Thursday, 4 February 2016

Rainy trip to a dripping gig



En route to the capital for a job interview at Home depot-like place, very cute. I suppose I can see myself working there – unless the pay is as ghastly as someone mentioned, in which case I can’t spend all my time away from G for no financial gain, which is why I’m doing this in the first place. I am wearing a costume of my nicest clothes, selling an image of the person furthest removed from my actual mood: I'm in an expensive, large bra with lace so rough they're cutting my underboob. Over it an elegant, tight, pristine white t-shirt that only serves as an accentuation of the bra, because over the lot I have a long, thin beige cardigan with a beautiful lacey back and a lot of fabric going on in the front so as to mostly hide the boobs. Bottoms are my most severe, straight dark gray trousers I usually wear to funerals. There's Drej's best ever made necklace around my neck and fucking makeup plastered to my face. I put on a lot of foundation, because I tend to blush when I talk to strangers  and I expect people will ask me things like Where do you see yourself in five years? or Describe yourself in five words.. And Gods forbid I speak the truth there. Where do I see myself in five years? I'm a fucking hurricane; I see myself burning down my house and dragging my dog and husband across Mongolia, looking for Mammoths. In five words or less? I write BOOKS about myself, man. Books. Five words? "Words are my bitch, dude." How's that?
But the truth is I am bored of having no money for trifles and G refuses to travel penniless, so if I ever want to see another country while my husband is in it, I will have to pay for it. Hence I am going furthest removed from my actuality, putting on a regalia that includes a tame, reliable, bland me. The t-shirt stinks, because I wanted to wash it by hands in a hurry and it didn't work out, and I have my hair up in a sexy bun or so I thought: G said I look like Mary Poppins. That much about that. There are chinks in my costume, to be sure. The third episode of the new X files that I saw last night couldn't come at a better time. I am pretending to be human.

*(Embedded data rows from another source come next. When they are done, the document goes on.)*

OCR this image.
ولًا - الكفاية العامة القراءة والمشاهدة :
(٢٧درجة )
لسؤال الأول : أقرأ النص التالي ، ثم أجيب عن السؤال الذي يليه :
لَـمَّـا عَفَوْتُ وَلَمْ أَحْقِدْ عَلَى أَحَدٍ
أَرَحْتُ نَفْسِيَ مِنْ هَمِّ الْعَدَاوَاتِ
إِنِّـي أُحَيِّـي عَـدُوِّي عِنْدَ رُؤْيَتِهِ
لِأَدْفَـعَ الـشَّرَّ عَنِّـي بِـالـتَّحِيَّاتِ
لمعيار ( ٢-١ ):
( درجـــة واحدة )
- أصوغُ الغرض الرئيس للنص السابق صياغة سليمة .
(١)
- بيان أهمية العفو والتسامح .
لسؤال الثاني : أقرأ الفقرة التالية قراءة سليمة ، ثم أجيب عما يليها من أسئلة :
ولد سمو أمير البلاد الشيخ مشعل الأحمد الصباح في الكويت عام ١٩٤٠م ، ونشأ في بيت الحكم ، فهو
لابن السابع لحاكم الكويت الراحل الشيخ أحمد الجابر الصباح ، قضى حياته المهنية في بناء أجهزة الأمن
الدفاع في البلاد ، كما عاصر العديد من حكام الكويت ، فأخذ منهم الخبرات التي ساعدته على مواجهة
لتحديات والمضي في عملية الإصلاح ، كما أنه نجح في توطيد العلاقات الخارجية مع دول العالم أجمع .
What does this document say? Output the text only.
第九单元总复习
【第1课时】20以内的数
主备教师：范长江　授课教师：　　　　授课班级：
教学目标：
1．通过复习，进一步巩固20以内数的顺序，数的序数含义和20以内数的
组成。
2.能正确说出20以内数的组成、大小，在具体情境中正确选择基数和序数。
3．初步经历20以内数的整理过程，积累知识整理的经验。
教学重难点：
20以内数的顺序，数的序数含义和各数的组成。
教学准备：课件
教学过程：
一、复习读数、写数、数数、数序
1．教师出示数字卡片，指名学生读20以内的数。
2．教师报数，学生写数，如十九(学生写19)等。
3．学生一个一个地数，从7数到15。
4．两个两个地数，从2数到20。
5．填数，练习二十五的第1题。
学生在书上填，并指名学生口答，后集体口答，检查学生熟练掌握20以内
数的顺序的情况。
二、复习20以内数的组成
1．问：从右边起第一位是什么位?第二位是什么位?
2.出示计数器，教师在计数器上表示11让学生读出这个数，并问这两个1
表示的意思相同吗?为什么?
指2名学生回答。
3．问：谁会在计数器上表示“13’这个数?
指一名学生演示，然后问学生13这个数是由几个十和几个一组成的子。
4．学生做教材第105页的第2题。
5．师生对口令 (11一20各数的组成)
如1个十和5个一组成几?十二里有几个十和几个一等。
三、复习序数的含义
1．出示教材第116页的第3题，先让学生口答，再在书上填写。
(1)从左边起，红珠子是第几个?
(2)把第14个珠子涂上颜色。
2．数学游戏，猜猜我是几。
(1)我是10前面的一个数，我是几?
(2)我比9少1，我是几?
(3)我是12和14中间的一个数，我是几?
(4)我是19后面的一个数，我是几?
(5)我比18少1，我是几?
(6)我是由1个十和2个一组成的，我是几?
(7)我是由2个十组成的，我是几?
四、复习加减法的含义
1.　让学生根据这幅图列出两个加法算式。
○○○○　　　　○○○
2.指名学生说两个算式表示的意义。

  Well, that was … interesting. Either the easiest thing I’ve ever done or the most depressing, depending on the outcome. It’s been a while since I felt so out of place.
        I arrived an hour and a half early, having just ridden the local city bus, for which I had to pay twice as I would if I didn’t forget my wallet at home. You can only pay with a small plastic card for the rides and I have one, but at home, so I had to buy another. I haven’t been on a local bus in ten years. But because this was the capital and the actual job was to be had on the other side of the country, several people didn’t come for the interview. The depot will hire a few hundred, I assume, so the frequence was 10 minutes for each call. A cheerful young woman came out to meet everyone individually, except me, whom she saw read, and asked to come in ahead, since I’m here and there’s an opening. She led me to the coldest, least pleasant looking individual I’ve met, who never smiled once or did anything to show he’s interested in talking to another human being at all – we were all beggars and underlings to him. So, there really was absolutely no way of knowing whether they stamped a big FUCK NO on my resume or OKAY, YEA, SURE, INTERESTING.
        It was a good thing I wore foundation – when I went to the restroom to pee I saw that I was blushed red under the thick layer of powder. The overall experience, first as it was for me, felt violating and dehumanizing, <sic>. I called G and offed to an adjacent Lidl, where you always get the weirdest sense of displacement. Lidls are all EXACTLY the same. I think I even started crying a little, because I really, really, really wanted this to be a teleportation device and when I walk out, I will be outside my home Lidl. I really did. It was dusky, raining, cold and windy in Ljubljana. I wanted to be home.
        As a lucky turn of event – no, the teleportation spell didn’t quite work, but Hermes did hear me – as I was exiting with my last buck’s worth of chocolate, I saw three young men that I saw when they were just coming in for the interview. I spoke to them while I was getting dressed, telling them what the job givers ask, how it goes and they thanked me for the heads up. Now I called out to them if they’ll happen to be passing by my town by any chance and they said for sure. Thus I hitched a ride in a large comfortable Audi, which got me home four hours sooner than I planned. Grandma was pissed at me, barking into the phone: how dare you get into the car with strange men! and everyone using the highway is still a little shaken by a horrendous chain-collision that took place last week, but the three guys told me loads about working for similar establishments and they put me down a minute away from my house, so it was great. Because it was raining so heavily, the town was seemingly deserted at 18:20. I took off the jewelry and wiped the make-up off my face while still in the car.
        It was good schooling, though. I have another one of these in Friday, though mayhap it will be more than a few minutes, since we already had to do some elaborate mock-ups and suchlike via email. I’ve no idea if there will be fifty applicants for that one or two. I feel like Karen and Ivy in Smash, both being good at what they do and neither being right.